From this factual finding flows legal effects touching on the terms and conditions of the petitioners’ regular
employment.
FACTS
 Petitioners, who are drivers, cameramen, editors, among others, of respondent ABS-CBN, filed a complaint for
regularization, unfair labor practice and several money claims against the latter.
 They alleged that on Dec. 17, 1999, ABS-CBN and the ABS-CBN Rank-and-File Employees Union executed a
collective bargaining agreement. However, they were excluded from its coverage as ABS-CBN considered
them temporary and not regular employees.
 Petitioner then claim that they had already rendered more than a year of service in the company and,
therefore, should have been recognized as regular employees entitled to security of tenure and to the
privileges and benefits enjoyed by regular employees.
 ABS-CBN alleged that the petitioners’ services were contracted by its Cebu station as independent
contactors/off camera talents.
 According to ABS-CBN, as talents, petitioners are considered independent contractors that are paid a pre-
arranged consideration called “talent fee” taken from the budget of a particular program; they do not undergo
probation; that their services are engaged for a specific program or production, and that their contract are
terminated once the program, production or segment is completed.
 Labor Arbiter: it ruled that petitioners are regular employees of ABS-CBN.
 Labor Arbiter: As to the illegal dismissal case, it ruled in favor of ABS-CBN. It found that petitioners had been
dismissed due to redundancy, an authorized cause under the law.
 NLRC: affirmed the LA’s decision that petitioners are regular employees of ABS-CBN because there was an
employer-employee relationship between the petitioners and ABS-CBN. Also, the company exercised control
over the petitioners in the performance of their work.

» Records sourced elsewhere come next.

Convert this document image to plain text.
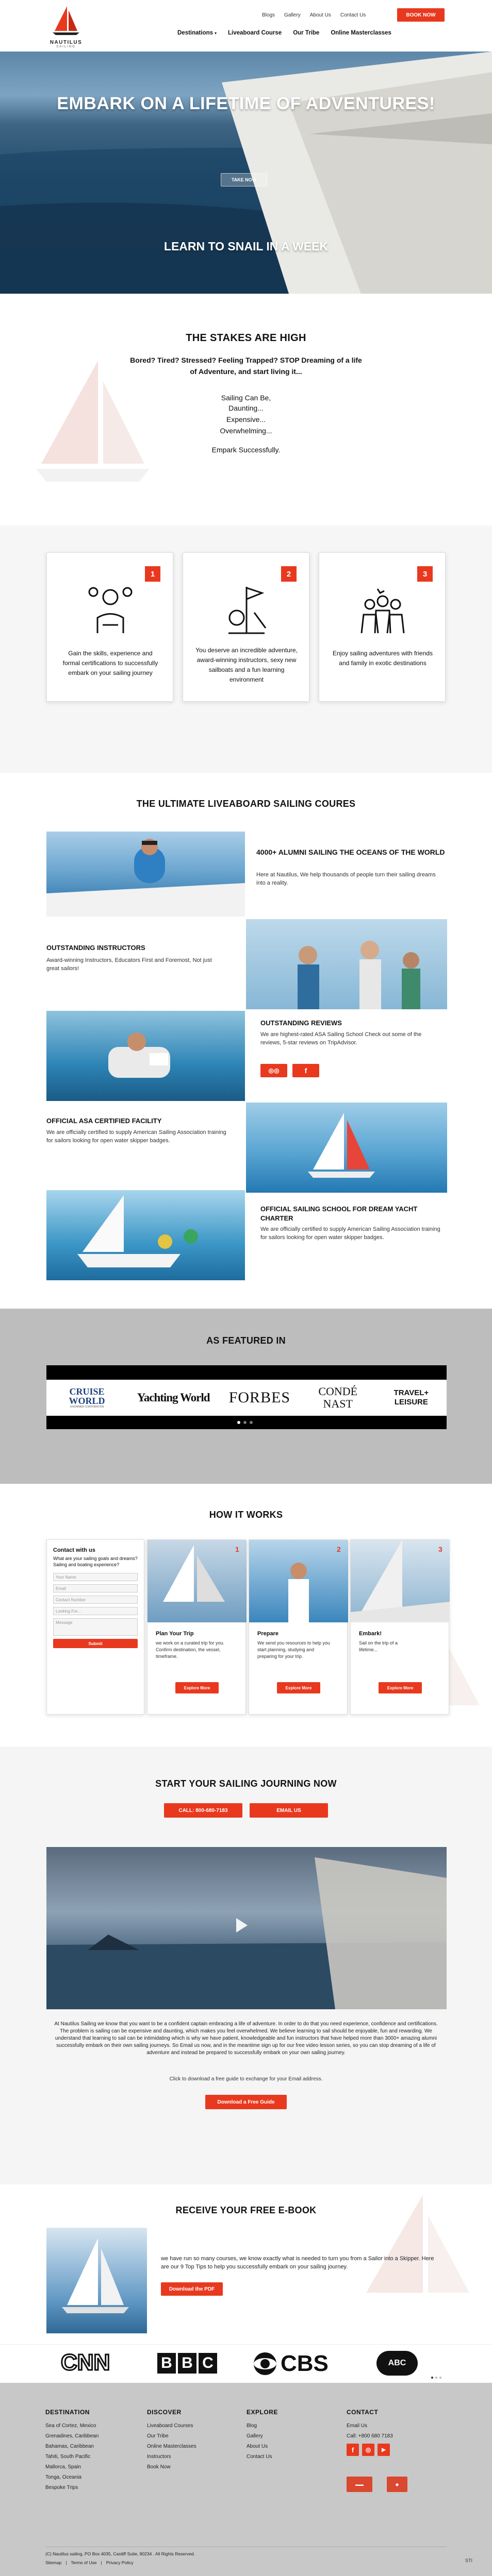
NAUTILUS
SAILING
Blogs Gallery About Us Contact Us	BOOK NOW
Destinations ▾ Liveaboard Course Our Tribe Online Masterclasses
EMBARK ON A LIFETIME OF ADVENTURES!
TAKE NOW
LEARN TO SNAIL IN A WEEK
THE STAKES ARE HIGH
Bored? Tired? Stressed? Feeling Trapped? STOP Dreaming of a life of Adventure, and start living it...
Sailing Can Be,
Daunting...
Expensive...
Overwhelming...
Empark Successfully.
1
Gain the skills, experience and formal certifications to successfully embark on your sailing journey
2
You deserve an incredible adventure, award-winning instructors, sexy new sailboats and a fun learning environment
3
Enjoy sailing adventures with friends and family in exotic destinations
THE ULTIMATE LIVEABOARD SAILING COURES
4000+ ALUMNI SAILING THE OCEANS OF THE WORLD
Here at Nautilus, We help thousands of people turn their sailing dreams into a reality.
OUTSTANDING INSTRUCTORS
Award-winning Instructors, Educators First and Foremost, Not just great sailors!
OUTSTANDING REVIEWS
We are highest-rated ASA Sailing School Check out some of the reviews, 5-star reviews on TripAdvisor.
◎◎	f
OFFICIAL ASA CERTIFIED FACILITY
We are officially certified to supply American Sailing Association training for sailors looking for open water skipper badges.
OFFICIAL SAILING SCHOOL FOR DREAM YACHT CHARTER
We are officially certified to supply American Sailing Association training for sailors looking for open water skipper badges.
AS FEATURED IN
CRUISE WORLD
A BONNIER CORPORATION
Yachting World FORBES	CONDÉ NAST
TRAVEL+ LEISURE
HOW IT WORKS
Contact with us
What are your sailing goals and dreams? Sailing and boating experience?
Your Name
Email
Contact Number
Looking For...
Message
Submit
1
Plan Your Trip
we work on a curated trip for you. Confirm destination, the vessel, timeframe.
Explore More
2
Prepare
We send you resources to help you start planning, studying and preparing for your trip.
Explore More
3
Embark!
Sail on the trip of a lifetime...
Explore More
START YOUR SAILING JOURNING NOW
CALL: 800-680-7183	EMAIL US
At Nautilus Sailing we know that you want to be a confident captain embracing a life of adventure. In order to do that you need experience, confidence and certifications. The problem is sailing can be expensive and daunting, which makes you feel overwhelmed. We believe learning to sail should be enjoyable, fun and rewarding. We understand that learning to sail can be intimidating which is why we have patient, knowledgeable and fun instructors that have helped more than 3000+ amazing alumni successfully embark on their own sailing journeys. So Email us now, and in the meantime sign up for our free video lesson series, so you can stop dreaming of a life of adventure and instead be prepared to successfully embark on your own sailing journey.
Click to download a free guide to exchange for your Email address.
Download a Free Guide
RECEIVE YOUR FREE E-BOOK
we have run so many courses, we know exactly what is needed to turn you from a Sailor into a Skipper. Here are our 9 Top Tips to help you successfully embark on your sailing journey.
Download the PDF
CNN	B B C	CBS	ABC
DESTINATION
Sea of Cortez, Mexico
Grenadines, Caribbean
Bahamas, Caribbean
Tahiti, South Pacific
Mallorca, Spain
Tonga, Oceania
Bespoke Trips
DISCOVER
Liveaboard Courses
Our Tribe
Online Masterclasses
Instructors
Book Now
EXPLORE
Blog
Gallery
About Us
Contact Us
CONTACT
Email Us
Call: +800 680 7183
f	◎	▶
▬▬	◆
(C) Nautilus sailing, PO Box 4035, Cardiff Suite, 90234 . All Rights Reserved.
Sitemap | Terms of Use | Privacy Policy	STI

As to the illegal dismissal case, the NLRC found that
petitioners had been illegally dismissed.
 CA On the case of regularization, it ruled that the petitioners are regular employees of ABS-CBN. However,
petitioners failed to prove their claim to CBA benefits since they never raised the issue in the compulsory
arbitration proceedings and that they failed to show that the provision of the CBA applied to them. As to the
illegal dismissal case, it ruled that petitioner were not illegally dismissed as their separation from the service
was due to redundancy.
ISSUE/S (relevant to the syllabus)

WON petitioners are entitled to CBA benefits. WON petitioners are illegally dismissed.

RULING (include how the law was applied)


Yes. CA decision is reversed and set aside.

Petitioners are entitled to CBA benefits


Art. 1 of the CBA provides that “the appropriate bargaining unit shall be regular rank-and-file employees of ABS-CBN
but shall not include: a) Personnel classified as Supervisor and Confidential employees; b) Personnel who are on
“casual” or “probationary” status…; c) Personnel who are on “contract” status or who are paid for specified units of
work...”

Under these terms, the petitioners are members of the appropriate bargaining unit because they are regular rank-
and-file employees and do not belong to any of the excluded categories. Specifically, nothing in the records shows
that they are supervisory or confidential employees; neither are they casual nor probationary employees. Most
importantly, the labor arbiter’s decision—affirmed all the way up to the CA level—ruled against ABS CBN’s
submission that they are independent contractors. Thus, as regular rank-and-file employees, they fall within CBA
coverage under the CBA’s express terms and are entitled to its benefits.

DISPOSITIVE

WHEREFORE, premises considered, we hereby GRANT the petition. The decision dated March 25, 2008 and the
resolution dated July 8, 2008 of the Court of Appeals in CA-G.R. SP No. 01838 are hereby REVERSED and SET ASIDE.